Ein 19-jähriger britischer Radfahrer starb, nachdem er während des Rennens Volta a Portugal von einem Auto angefahren worden war, so mehrere Berichte. Der Vorfall ereignete sich am Samstag, wobei die Beamten den Tod von Finlay Tarling bestätigten, der an der professionellen Radsportveranstaltung im Norden Portugals teilnahm. Die Tragödie ereignete sich in der Nähe der Stadt Mealhada, etwa 30 Kilometer nordöstlich von Coimbra, wo das Rennen im Gange war.

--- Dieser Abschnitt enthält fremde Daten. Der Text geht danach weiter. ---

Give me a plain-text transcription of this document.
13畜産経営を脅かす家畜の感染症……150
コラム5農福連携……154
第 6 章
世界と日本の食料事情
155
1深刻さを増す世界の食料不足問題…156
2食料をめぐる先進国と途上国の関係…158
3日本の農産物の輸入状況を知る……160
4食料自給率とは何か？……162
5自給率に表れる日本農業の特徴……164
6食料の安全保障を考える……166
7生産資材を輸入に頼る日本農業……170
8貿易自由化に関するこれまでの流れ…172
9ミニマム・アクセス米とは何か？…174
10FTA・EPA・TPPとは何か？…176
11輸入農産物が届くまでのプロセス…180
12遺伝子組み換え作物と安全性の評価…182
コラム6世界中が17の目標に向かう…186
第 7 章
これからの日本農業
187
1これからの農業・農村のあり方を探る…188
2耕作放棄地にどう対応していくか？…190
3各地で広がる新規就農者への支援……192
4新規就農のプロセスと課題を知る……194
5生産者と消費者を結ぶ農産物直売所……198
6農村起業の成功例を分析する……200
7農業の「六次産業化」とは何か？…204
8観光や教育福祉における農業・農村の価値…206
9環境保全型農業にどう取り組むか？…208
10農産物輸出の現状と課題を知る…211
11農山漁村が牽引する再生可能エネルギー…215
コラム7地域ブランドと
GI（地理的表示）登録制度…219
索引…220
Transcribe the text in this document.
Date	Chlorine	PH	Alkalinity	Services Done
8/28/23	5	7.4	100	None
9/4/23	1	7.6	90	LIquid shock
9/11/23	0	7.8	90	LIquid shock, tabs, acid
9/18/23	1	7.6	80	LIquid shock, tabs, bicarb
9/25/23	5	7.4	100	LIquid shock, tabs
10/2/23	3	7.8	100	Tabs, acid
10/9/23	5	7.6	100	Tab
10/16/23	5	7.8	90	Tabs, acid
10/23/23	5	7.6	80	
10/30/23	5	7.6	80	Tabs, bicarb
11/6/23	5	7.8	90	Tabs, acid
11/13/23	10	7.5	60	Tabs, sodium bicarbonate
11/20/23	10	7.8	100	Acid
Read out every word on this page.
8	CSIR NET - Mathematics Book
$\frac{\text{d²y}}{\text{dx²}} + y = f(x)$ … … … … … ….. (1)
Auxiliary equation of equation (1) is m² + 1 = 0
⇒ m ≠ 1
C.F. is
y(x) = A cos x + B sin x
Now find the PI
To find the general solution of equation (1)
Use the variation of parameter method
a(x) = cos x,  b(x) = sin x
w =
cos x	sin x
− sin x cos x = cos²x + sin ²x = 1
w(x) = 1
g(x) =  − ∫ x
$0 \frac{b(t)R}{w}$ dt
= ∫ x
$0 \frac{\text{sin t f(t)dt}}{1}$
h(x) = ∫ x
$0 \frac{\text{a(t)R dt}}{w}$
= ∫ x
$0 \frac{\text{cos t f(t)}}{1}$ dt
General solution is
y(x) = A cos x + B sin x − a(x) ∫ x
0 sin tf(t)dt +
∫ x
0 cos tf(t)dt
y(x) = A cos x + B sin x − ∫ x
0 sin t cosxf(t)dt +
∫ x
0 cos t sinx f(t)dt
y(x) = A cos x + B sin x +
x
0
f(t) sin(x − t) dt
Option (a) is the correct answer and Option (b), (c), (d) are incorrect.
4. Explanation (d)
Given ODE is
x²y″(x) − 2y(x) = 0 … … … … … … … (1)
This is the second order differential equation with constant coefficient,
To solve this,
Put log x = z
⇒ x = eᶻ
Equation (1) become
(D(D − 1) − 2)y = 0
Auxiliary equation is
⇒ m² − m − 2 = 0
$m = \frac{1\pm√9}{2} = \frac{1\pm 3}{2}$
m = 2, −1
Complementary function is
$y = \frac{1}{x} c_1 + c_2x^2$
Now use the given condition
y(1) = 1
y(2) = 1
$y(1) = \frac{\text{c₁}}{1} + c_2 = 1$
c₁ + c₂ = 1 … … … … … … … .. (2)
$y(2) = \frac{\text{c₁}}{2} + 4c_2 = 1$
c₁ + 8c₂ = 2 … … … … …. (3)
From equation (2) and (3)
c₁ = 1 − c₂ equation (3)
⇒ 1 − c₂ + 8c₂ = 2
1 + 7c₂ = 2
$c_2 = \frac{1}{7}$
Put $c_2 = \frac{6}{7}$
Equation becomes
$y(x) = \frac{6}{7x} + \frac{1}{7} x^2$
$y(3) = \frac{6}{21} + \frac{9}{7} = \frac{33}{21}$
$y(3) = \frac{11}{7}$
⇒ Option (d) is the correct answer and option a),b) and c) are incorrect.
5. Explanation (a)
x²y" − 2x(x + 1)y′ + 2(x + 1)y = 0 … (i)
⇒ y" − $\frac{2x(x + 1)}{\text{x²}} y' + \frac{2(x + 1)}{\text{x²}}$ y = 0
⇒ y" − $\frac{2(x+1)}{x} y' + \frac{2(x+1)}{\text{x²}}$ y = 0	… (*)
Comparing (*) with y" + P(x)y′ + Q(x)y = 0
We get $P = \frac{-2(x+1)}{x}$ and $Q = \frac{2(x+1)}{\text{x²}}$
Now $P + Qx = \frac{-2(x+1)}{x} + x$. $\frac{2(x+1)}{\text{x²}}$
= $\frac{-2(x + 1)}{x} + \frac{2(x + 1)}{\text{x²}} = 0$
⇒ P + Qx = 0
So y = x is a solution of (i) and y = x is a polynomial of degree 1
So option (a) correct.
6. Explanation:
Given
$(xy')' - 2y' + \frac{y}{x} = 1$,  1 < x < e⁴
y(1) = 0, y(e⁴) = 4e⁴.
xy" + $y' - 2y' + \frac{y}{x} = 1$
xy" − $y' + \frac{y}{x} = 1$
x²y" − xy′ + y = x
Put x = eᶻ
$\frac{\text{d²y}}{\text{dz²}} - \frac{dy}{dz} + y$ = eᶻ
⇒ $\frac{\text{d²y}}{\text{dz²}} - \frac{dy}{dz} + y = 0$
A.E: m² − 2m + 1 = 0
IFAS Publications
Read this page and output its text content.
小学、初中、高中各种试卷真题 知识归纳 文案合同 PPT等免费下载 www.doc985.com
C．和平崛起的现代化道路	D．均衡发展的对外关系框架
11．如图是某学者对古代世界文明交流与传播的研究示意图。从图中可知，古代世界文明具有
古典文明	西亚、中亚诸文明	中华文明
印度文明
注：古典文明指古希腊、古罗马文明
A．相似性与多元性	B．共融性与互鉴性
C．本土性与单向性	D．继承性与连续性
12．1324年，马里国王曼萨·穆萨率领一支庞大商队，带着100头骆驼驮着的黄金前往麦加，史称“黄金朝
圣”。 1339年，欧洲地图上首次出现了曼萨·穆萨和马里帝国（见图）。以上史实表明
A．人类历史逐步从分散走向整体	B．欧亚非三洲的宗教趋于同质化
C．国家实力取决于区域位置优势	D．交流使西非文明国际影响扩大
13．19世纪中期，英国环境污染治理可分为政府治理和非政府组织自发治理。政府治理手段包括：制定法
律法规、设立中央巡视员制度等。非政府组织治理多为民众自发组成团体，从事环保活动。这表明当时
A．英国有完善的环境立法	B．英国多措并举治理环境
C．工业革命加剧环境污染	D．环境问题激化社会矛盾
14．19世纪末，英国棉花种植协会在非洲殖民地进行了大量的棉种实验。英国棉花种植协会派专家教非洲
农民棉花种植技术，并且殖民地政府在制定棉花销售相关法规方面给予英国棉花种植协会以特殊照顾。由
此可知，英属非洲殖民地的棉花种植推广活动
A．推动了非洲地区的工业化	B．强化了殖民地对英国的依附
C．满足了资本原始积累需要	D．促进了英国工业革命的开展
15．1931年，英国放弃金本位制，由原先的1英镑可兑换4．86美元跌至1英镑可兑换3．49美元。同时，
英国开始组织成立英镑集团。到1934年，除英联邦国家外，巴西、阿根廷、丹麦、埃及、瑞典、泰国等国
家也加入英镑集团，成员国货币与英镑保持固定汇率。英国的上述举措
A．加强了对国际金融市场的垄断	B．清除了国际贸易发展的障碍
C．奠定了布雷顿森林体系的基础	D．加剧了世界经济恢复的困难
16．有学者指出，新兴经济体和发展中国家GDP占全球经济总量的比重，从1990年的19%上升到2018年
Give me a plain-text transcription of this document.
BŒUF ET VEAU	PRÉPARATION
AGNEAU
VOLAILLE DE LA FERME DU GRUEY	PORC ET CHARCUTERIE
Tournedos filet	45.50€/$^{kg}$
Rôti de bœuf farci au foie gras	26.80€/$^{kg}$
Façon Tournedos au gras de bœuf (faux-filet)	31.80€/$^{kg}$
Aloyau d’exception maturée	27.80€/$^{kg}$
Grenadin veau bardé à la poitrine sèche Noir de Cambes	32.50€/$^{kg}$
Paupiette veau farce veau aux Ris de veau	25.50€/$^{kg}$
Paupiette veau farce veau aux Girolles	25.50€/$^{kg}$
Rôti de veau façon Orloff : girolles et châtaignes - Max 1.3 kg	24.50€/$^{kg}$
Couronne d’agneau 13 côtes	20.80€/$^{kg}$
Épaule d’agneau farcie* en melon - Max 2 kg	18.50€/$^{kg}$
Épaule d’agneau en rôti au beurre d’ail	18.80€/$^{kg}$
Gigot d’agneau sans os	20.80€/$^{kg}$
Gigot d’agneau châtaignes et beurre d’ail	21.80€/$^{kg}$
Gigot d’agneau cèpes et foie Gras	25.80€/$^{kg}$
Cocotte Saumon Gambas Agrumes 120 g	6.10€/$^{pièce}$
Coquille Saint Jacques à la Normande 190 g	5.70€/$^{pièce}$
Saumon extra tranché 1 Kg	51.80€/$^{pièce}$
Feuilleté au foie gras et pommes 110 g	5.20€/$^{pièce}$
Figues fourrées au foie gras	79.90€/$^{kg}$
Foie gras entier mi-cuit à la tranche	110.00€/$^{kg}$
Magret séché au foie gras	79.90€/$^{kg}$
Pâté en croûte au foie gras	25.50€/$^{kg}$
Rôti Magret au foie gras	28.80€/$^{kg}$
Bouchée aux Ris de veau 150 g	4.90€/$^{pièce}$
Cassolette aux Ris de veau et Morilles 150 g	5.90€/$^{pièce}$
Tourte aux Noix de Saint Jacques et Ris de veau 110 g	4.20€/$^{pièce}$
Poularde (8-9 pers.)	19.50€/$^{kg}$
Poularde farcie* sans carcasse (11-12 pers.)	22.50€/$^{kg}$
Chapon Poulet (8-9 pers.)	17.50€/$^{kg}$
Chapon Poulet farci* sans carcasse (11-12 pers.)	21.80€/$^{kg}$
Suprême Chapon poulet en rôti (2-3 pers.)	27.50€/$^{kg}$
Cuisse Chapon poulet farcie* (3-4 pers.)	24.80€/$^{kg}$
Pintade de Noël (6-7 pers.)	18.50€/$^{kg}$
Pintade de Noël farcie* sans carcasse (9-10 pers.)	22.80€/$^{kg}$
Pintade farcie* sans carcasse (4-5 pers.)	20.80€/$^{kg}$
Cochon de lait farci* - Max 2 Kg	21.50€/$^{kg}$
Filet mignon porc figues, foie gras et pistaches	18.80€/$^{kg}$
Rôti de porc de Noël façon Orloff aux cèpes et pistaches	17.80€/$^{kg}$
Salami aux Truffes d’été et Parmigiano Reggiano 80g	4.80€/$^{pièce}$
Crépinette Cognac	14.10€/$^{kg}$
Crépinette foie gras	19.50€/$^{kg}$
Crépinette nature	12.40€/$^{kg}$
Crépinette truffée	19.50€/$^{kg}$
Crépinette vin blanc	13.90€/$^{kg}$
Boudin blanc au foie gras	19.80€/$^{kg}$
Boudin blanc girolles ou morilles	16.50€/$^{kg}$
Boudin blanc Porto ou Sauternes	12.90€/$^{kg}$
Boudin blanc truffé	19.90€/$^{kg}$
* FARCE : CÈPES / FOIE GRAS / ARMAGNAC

Nach Angaben der lokalen Behörden fuhr Tarling auf einem geschlossenen Straßenabschnitt, der für Radfahrer bestimmt war, als er von einem Fahrzeug angefahren wurde.
Der Fahrer des Autos wurde noch nicht identifiziert, obwohl die Polizei eine Untersuchung über die Umstände der Kollision eingeleitet hat. Tarling, ein professioneller Radfahrer, der für den Wettbewerb in UCI-sanzierten Rennen bekannt ist, hatte sich der Volta a Portugal im Rahmen seines saisonalen Zeitplans angeschlossen.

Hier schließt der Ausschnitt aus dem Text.